AIG Insurance Kenya for instance invested a maximum of 10 per cent of its assets at the stock market, which pales in comparison with the industry's average that stands at between 30 and 40 per cent.
But like many investors who had failed to adequately anticipate the longevity of the bear run, insurance firms with heavy equity portfolios at the NSE watched in horror as the market slumped. The insurance industry at the end of 2006 had invested Sh25 billion on the stock exchange.
CFC Life for instance registered a decline of Sh173 million in investment income last year down from Sh855 million in 2006.
In the first half of 2007, the value of stocks dropped 20 per cent following the market correction in the first quarter, leaving insurers facing near uncertainty of asset erosion in the current year as they adjusted the value of their investments on their balance sheets to reflect the reduced share prices.
Life business, according to analysts, is extremely sensitive.
The heavy leaning towards investment income and the decline in underwriting income across the industry has been largely attributed to price undercutting.
Very few insurance firms had kept their presence at the stock market at the bare minimum. The top five insurance firms had more than Sh1 billion invested at the NSE.
The growing number of insurance companies that had been riding the stock market boom saw their profits more than double in 2006 and were now seriously exposed to real losses as the NSE began running on empty.
Only a few firms preferred to stick their necks in the industry's core business of underwriting risks even as acute price undercutting in the industry took its toll on the underwriting business.
In 2002, Old Mutual ventured into the asset management business when it bought BarclayTrust Investment Services after the Retirement Benefits Authority declared that an institution could not act as both a fund manager, administrators as well as a custodians.
Mr Henderson is credited with the consolidation of the asset management business as well as Old Mutual's foray into the collective investment schemes.
While the unit trust business has had measures of success, the fund management - under Rick Ashley- had been under the spotlight in the last two years.
As the Kenyan investment climate continues to come of age, the number of fund management firms in the financial services sector has also been on the rise. Many of these fund managers have had their eye on one big apple, the Sh300 billion pension fund industry.
For a long time, the likes of Old Mutual and AIG Investments have been the major forces to reckon with, investing on behalf of most of the pension funds in the country. On its website, AIG Investments boasts of having over Sh48 billion in assets under management.
But with 14 licensed fund managers in the country and the continued deepening of the capital markets, more players have been claiming stake to this Sh300 billion pension fund pie with tidy returns to show for their clients.
Last year, the pensions sector turned to government securities and offshore investments to boost the value of its assets following the sluggish performance of the NSE.

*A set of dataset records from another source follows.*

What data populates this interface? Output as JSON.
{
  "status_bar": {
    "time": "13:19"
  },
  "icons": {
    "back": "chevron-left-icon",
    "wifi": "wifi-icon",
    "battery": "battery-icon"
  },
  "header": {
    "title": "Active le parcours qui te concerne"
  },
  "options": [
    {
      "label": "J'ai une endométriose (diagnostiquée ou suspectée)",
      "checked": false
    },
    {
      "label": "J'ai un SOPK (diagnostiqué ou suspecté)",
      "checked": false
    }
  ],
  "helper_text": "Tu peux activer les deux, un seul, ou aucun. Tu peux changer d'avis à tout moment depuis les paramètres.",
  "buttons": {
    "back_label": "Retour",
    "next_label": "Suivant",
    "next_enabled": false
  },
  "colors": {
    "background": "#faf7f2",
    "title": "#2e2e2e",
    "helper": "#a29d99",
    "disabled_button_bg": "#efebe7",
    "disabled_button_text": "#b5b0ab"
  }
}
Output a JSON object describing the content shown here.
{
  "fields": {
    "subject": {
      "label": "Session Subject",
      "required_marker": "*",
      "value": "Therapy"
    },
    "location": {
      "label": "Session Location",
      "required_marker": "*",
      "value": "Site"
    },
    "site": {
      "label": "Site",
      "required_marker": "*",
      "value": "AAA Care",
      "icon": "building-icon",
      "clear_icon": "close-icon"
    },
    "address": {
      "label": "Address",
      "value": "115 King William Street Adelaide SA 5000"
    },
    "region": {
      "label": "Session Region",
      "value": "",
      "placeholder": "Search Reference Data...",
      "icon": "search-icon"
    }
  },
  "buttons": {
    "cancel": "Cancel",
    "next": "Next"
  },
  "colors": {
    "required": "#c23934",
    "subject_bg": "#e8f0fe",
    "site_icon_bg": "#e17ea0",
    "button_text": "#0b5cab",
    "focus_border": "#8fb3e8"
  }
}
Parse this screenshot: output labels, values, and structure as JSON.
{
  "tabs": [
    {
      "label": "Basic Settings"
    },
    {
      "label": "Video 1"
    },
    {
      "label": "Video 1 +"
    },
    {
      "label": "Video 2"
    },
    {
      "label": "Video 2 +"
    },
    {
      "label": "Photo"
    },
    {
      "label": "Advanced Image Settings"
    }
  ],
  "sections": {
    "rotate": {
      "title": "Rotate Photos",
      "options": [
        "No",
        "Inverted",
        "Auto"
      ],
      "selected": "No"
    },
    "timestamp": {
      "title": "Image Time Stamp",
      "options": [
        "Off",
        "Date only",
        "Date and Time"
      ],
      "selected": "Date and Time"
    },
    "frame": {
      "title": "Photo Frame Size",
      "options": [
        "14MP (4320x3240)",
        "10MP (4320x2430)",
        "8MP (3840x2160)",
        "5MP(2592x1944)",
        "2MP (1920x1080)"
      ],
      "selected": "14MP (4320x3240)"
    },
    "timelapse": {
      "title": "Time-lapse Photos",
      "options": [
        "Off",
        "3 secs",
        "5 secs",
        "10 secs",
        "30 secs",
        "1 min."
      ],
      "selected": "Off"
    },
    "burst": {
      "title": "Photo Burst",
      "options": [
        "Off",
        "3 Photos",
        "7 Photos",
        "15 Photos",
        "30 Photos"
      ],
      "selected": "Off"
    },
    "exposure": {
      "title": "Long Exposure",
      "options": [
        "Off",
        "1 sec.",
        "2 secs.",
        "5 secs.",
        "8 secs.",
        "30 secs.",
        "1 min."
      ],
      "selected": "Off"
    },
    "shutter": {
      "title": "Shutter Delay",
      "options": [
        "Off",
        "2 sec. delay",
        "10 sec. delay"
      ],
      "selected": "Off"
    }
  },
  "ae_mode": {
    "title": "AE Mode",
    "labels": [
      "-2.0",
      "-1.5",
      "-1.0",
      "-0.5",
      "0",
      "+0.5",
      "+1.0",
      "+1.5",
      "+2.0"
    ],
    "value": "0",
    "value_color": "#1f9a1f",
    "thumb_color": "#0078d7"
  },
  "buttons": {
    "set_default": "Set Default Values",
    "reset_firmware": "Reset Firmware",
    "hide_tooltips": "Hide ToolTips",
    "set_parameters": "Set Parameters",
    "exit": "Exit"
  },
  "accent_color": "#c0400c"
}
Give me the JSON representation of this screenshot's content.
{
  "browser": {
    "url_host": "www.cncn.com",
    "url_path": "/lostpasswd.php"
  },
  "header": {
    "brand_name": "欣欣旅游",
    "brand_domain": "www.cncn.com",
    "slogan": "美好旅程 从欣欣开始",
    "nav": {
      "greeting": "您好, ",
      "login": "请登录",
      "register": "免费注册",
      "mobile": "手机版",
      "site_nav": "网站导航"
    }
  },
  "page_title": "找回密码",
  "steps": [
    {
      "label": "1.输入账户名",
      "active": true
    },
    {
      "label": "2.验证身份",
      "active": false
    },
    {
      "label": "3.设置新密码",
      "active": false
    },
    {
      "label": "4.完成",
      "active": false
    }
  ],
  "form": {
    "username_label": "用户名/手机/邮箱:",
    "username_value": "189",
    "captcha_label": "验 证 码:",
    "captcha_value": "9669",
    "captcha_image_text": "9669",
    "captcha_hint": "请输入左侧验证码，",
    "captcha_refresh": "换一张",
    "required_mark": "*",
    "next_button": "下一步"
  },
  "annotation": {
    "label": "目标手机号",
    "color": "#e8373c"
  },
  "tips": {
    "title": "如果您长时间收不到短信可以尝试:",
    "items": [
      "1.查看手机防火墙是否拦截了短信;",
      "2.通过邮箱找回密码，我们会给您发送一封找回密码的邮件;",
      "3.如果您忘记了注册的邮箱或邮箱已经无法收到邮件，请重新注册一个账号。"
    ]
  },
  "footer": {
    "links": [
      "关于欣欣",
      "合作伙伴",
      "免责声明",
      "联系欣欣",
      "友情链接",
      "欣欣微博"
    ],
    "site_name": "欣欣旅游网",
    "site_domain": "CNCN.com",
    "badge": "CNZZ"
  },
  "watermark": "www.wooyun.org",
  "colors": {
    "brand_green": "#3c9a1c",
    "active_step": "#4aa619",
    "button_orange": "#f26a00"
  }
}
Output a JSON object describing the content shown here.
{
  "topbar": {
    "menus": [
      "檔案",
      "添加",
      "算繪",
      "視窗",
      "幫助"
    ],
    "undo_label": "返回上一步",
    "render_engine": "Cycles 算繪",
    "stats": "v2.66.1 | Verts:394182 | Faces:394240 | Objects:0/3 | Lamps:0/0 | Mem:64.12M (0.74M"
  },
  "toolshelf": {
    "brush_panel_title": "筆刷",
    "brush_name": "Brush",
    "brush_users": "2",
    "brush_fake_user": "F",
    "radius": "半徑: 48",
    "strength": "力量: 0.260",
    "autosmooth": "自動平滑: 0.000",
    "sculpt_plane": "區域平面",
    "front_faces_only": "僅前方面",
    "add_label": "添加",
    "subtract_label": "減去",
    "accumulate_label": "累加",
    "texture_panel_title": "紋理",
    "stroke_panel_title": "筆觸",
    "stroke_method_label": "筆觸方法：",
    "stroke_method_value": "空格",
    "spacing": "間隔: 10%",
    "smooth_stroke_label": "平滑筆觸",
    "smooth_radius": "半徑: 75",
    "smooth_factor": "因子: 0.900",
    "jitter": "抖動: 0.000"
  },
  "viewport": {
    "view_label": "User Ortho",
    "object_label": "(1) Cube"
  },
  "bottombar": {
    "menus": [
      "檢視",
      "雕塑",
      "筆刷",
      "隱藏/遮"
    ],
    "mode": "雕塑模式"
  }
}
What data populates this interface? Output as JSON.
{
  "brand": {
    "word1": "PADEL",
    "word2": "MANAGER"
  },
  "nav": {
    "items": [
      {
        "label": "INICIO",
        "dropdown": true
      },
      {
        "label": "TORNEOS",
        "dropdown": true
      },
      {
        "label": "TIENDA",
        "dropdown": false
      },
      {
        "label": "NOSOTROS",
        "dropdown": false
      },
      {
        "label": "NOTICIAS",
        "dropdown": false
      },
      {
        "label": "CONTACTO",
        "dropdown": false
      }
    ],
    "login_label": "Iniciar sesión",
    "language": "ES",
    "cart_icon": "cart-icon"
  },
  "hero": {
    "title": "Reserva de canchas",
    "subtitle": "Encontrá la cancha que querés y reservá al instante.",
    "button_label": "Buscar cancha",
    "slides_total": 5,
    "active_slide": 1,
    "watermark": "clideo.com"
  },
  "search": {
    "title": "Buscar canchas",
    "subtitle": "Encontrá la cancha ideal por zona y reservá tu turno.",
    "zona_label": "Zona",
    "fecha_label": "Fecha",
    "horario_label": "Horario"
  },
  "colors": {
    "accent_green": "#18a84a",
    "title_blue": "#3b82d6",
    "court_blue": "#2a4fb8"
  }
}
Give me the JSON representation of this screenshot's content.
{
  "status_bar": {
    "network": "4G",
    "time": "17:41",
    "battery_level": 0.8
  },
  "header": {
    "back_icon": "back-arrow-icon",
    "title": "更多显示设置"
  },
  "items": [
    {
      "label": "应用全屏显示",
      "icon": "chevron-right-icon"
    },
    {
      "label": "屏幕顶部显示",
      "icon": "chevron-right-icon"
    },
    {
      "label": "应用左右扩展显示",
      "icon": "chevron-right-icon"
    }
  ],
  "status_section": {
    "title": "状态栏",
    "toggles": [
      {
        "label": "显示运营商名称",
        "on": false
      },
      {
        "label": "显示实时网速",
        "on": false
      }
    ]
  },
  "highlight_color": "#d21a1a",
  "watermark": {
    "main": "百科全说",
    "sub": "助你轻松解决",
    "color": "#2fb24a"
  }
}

Preference for alternative investment avenues marked departure from recent trends that saw the NSE emerge as the most preferred investment hub.
This shift saw the value of assets on quoted equities topple, for the first time, the value of the industry's assets held in government securities-which had remained the sector's cash cow.
Data from the RBA shows that the pension industry held shares worth Sh86 billion up from Sh83.3 billion in December 2006.
The sector tied about 77 per cent of its assets in six blue chip companies including EABL, Bamburi Cement and Kenya Commercial Bank. Others are Barclays Bank, BAT and Kenya Airways.
Though the schemes are yet to post their returns for 2007, sources at RBA indicate a huge fraction of the schemes look set to post lower returns compared to what they did in 2006.
Insiders say that Old Mutual's fund management side lost a number of pension fund tenders last year, a factor that made South Africa re-assess the performance of the unit.